2016-02-25 9:47 GMT+01:00 Quentin Le Menez <quentin.lemenez@xxxxxxxxx>:
Same here I use the command lines (via cygwin as well), but I admit I recently had some problems with those pesky line endings (the --checkout,
reset, and stash that basically did nothing or close to it) ...
If you have the authorization however I would like it of you can push the "correct" line endings so as to avoid me some annoying, albeit not that time consuming, commands (such as editing the config core) to return the repo to its former clean glory ^^
Thanks,
Quentin
Hi Christian,
You suppose wrong
J,
I use command-line (on Cygwin) for a lot of git manipulations and other committers are
also using the command line daily.
Basically only
commit and push are working fast enough in Egit for the Papyrus core repository, so I use command line for other operations.
I didn’t get any problems but I usually try to work on small patchset
I suppose that since you are the one making the biggest refactoring, you are the one that
is really impacted.
In short: I would prefer to keep this .gitattribute and change all the files
(since at the end the goal is to stop having EOL problems)
ð
No problem for me if you want to push a big conversion commit.
ð
You can add this script [1] in Papyrus gerrit if you want to check all line ending
Regards,
Benoit
1 :
https://hudson.eclipse.org/papyrus/view/Sysml/job/papyrus-sysml-gerrit/configure
Hi, again,
(busy night here in Ottawa, it would seem)
Some weeks ago, the Papyrus git repo acquired a .gitattributes file that sets automatic CRLF conversion
for all text files in the repository.
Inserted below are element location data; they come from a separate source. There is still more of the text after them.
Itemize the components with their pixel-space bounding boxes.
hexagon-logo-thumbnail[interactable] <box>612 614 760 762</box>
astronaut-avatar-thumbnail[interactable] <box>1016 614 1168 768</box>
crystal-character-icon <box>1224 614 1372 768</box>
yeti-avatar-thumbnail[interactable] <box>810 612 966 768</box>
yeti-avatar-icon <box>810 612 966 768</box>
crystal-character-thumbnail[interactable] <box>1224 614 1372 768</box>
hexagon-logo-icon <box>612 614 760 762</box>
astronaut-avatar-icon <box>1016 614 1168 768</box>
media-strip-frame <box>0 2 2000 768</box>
In theory, this is a good thing. But, so far, EGit/JGit does not recognize this file and its CRLF configuration. I suppose that most Papyrus developers (all but me?) use EGit exclusively for version control operations,
or else are on a platform where the whitespace conversion has no impact.
On my Mac system, I have 15800 files that git (the command-line tool) requires me to commit to convert
line endings. Because I am not certain that I should do this conversion, I cannot use the command-line or GUI tools such as Tower or GitUp to perform rebases and other complex operations, but must use EGit which on such operations scales very badly for workspaces
like Papyrus that comprise several hundred projects.
Does anybody know of a good reason why I should not commit these 15800 line-ending conversion and
push them to the central git repository so that everybody may now see text file line endings and I may actually use the git command-line again? Or should we remove the .gitattributes file, since it has no effect on EGit anyways?